Dive Brief:
- A controversial bill in South Carolina that would have ended faculty tenure at the state's public colleges won't advance this legislative session.
- Instead, the South Carolina Commission on Higher Education may conduct a study of tenure systems in the state's public institutions. The potential study arose as a part of a deal education advocates struck with the bill's sponsor to delay the legislation, according to the American Association of University Professors.
- The bill's sponsor, state Rep. Bill Taylor, a Republican, said he plans to refile some form of the legislation next session in 2023.
Dive Insight:
Attempts to weaken or altogether kill tenure systems have rocked the higher education sector in recent months.
Defenders of tenure say it protects faculty from dismissal without cause, empowering them to teach, research and produce ideas that could be unpopular. Critics say it gives license to professors to perform poorly on the job without repercussions.
Recently, Texas Lt. Gov. Dan Patrick threatened to abolish tenure at public colleges after a faculty organization at the University of Texas at Austin issued a statement affirming educators' rights to teach race-related topics and critical race theory, an academic construct the Republican party has railed against nationally.
And the University System of Georgia's governing board in October approved new tenure policies that critics said undermine the practice by creating new avenues to dismiss tenured faculty if they don't improve their performance following reviews.
The AAUP will likely sanction the Georgia system over its new rules. However, the system's acting leader has said faculty have a long timeline to respond to alleged job deficiencies.
In South Carolina, the AAUP mobilized immediately after it learned of the bill to kill tenure, said Shawn Smolen-Morton, president of the faculty organization's South Carolina state conference.

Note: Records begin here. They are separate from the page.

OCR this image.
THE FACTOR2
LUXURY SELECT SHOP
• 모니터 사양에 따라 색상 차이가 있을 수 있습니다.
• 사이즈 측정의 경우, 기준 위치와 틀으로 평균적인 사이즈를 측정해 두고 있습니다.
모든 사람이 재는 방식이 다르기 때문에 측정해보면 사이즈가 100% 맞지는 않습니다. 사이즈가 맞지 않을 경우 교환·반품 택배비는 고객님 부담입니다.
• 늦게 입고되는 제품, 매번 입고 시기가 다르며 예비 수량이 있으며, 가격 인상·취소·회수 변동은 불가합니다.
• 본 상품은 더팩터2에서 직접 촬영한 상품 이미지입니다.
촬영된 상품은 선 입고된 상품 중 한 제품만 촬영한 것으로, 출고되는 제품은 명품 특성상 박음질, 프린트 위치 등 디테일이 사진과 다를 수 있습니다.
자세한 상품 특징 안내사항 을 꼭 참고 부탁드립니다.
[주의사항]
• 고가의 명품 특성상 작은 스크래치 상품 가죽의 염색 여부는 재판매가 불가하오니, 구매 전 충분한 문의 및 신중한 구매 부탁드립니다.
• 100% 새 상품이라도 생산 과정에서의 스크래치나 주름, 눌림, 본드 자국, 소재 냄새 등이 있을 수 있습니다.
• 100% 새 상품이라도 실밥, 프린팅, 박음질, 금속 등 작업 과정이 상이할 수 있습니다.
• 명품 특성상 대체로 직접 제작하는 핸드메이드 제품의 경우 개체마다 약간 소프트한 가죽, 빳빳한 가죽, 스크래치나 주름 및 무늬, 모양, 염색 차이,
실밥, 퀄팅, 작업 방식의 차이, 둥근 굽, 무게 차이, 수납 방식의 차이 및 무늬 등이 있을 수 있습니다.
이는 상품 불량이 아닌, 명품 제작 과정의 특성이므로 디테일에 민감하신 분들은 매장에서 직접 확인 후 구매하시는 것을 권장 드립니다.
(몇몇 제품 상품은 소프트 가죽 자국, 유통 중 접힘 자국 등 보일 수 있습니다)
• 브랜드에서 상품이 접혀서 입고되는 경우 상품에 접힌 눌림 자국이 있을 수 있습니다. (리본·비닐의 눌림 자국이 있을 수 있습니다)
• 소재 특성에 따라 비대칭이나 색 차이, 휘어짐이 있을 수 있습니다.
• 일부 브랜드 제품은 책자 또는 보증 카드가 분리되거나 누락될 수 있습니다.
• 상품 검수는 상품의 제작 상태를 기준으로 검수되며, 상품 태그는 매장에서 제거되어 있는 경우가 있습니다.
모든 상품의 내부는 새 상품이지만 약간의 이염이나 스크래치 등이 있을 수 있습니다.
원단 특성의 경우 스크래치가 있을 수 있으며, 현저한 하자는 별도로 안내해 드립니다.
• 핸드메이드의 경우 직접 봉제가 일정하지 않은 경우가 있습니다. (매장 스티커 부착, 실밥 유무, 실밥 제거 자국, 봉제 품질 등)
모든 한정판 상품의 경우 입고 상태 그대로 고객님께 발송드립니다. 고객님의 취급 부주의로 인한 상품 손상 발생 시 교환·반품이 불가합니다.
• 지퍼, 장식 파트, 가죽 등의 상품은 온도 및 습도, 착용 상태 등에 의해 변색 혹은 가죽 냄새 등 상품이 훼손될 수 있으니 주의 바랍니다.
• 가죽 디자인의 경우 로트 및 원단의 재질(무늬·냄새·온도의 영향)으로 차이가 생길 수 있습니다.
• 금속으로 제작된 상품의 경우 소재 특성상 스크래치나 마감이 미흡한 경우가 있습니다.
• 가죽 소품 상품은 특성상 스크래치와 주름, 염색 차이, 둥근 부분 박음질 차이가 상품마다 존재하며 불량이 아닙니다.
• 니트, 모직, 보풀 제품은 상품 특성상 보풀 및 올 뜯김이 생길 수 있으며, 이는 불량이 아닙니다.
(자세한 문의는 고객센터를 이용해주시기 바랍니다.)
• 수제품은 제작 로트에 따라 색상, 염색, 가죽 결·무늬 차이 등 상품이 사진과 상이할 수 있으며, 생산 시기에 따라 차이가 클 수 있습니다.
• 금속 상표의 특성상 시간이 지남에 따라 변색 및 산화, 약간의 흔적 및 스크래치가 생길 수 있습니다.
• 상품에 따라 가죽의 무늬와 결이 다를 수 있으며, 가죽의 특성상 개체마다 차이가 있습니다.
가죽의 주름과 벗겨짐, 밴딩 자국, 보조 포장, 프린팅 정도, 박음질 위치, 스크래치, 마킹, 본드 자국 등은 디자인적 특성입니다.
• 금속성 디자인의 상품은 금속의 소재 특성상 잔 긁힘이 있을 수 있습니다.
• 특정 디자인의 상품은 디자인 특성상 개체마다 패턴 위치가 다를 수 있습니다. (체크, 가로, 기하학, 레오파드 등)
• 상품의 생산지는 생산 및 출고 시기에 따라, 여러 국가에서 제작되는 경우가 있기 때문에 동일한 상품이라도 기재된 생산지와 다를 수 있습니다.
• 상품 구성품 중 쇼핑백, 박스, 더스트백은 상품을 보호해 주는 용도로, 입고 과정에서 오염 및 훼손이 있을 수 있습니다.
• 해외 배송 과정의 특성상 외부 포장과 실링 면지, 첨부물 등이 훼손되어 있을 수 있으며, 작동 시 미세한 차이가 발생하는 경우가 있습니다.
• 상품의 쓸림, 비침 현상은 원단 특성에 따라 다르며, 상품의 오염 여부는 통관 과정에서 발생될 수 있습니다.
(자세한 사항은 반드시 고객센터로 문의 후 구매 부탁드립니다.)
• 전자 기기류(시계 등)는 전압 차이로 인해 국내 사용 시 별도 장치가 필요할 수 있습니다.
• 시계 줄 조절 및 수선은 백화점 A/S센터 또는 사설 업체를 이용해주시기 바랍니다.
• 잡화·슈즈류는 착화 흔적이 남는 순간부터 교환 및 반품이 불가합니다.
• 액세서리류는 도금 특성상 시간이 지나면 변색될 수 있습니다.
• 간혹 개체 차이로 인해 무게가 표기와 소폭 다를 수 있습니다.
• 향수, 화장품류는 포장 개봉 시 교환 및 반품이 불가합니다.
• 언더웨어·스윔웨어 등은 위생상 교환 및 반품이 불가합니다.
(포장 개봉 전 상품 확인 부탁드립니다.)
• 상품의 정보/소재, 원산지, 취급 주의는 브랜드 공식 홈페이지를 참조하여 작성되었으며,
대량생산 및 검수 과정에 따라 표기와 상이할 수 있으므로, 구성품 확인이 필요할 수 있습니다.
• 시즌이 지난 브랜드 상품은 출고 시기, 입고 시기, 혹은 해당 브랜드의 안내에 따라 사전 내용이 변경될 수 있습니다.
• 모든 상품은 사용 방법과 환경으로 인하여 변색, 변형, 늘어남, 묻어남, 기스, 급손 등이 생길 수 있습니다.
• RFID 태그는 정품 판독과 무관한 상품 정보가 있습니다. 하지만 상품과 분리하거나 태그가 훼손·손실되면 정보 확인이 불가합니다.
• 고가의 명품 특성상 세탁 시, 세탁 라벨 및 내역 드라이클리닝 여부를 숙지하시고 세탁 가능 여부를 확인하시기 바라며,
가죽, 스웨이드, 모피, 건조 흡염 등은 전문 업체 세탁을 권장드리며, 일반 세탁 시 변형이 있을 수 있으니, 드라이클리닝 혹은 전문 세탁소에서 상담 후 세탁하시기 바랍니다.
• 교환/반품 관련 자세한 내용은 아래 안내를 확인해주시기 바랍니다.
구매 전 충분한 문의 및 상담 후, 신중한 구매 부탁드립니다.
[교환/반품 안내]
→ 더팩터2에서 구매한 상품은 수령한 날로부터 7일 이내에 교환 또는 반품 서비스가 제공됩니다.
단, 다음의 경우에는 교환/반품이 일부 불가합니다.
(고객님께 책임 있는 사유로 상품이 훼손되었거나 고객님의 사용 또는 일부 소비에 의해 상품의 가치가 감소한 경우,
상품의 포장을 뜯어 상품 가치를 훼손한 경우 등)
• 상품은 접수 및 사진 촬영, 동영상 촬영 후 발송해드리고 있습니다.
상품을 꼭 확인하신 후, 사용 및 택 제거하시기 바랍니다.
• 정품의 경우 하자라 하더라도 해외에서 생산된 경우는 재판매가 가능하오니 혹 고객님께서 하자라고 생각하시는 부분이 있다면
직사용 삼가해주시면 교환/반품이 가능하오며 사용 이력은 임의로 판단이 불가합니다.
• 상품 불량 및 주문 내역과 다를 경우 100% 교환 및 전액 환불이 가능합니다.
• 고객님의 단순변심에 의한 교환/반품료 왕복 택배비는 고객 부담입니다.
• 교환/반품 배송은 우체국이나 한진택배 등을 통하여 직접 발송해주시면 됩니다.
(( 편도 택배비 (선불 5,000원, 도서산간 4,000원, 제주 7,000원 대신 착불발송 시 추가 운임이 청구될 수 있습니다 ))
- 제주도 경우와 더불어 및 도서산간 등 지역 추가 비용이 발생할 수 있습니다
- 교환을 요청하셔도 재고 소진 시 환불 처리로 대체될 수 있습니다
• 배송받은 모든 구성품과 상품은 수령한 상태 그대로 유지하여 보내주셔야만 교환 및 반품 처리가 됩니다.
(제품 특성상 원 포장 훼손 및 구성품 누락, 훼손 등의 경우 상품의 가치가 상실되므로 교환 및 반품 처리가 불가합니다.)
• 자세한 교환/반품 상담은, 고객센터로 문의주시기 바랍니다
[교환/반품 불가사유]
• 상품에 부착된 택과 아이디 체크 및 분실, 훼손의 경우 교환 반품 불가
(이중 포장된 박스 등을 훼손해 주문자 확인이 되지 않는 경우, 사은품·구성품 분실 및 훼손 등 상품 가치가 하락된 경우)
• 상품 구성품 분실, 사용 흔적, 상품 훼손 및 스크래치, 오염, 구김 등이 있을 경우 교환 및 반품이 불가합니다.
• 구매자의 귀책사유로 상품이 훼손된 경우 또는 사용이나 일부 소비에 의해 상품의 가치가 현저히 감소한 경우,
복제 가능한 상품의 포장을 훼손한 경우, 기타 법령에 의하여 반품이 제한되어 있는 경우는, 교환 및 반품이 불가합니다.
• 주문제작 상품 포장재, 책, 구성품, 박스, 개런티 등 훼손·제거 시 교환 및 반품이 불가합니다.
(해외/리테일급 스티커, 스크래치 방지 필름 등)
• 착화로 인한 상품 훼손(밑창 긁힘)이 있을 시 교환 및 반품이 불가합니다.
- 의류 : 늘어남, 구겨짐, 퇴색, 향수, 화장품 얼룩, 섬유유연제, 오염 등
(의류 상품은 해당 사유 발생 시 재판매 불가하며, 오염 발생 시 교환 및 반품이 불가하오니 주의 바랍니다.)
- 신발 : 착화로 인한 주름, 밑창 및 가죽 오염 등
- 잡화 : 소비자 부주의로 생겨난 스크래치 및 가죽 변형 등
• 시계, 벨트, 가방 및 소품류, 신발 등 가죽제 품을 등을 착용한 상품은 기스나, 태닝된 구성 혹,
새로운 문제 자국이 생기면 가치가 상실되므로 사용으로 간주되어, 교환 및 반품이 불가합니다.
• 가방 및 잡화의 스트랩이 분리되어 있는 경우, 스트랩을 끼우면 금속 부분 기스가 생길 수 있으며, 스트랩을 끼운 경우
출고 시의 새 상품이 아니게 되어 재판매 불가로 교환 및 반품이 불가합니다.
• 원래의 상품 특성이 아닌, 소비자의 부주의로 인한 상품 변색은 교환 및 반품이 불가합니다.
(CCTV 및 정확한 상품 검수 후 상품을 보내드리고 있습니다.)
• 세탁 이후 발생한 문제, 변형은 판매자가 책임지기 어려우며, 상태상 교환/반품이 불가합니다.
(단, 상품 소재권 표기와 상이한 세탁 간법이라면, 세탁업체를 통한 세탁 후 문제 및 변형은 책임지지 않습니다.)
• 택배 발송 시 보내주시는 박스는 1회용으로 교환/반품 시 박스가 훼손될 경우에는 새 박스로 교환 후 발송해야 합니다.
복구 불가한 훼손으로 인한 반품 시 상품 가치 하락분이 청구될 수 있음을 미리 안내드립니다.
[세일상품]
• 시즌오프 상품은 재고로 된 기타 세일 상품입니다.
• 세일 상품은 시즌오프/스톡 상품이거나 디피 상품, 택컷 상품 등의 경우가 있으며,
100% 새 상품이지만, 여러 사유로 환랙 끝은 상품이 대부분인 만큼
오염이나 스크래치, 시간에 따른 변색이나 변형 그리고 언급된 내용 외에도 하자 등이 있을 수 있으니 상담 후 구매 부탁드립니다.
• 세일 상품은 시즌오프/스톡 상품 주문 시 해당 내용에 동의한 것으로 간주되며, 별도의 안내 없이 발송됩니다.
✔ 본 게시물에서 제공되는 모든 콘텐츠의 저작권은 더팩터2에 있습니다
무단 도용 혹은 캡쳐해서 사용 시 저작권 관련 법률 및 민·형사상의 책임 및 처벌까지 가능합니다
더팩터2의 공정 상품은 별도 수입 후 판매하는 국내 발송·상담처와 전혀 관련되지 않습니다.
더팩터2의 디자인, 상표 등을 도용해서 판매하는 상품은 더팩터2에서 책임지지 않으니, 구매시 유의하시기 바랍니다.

Republicans made the proposal public late last year ahead of the legislative session. It would have prohibited public institutions from awarding tenure to those hired after 2022. Colleges instead would have only been able to offer employment contracts of up to five years.
The bill also would have forced full-time and tenured faculty to teach at least two courses during each of the fall and spring terms, beginning in the 2024-25 academic year.
Taylor, the bill sponsor, previously said he introduced the measure to align faculty employment with industries that more consistently evaluate their workers.
But resistance from the AAUP, representatives from the state's higher education commission, public colleges and lawmakers from both parties killed the bill's chances to move forward, Smolen-Morton said.
The AAUP had attempted to delay the bill's passage until the legislative session ended, he said. It succeeded, but the faculty organization remains concerned the issue will reemerge.
Smolen-Morton said he's unsure whether the tenure study will even happen. But Taylor said in an email he isn't pushing to move the legislation this year specifically to allow the higher ed commission to conduct the study.
Taylor continues to believe "a robust conversation concerning tenure" is needed, he wrote.
A spokesperson for the higher ed commission, Mark Swart, confirmed the agency had discussed the possibility of such a study. But "nothing has been finalized at this time," Swart said in an email.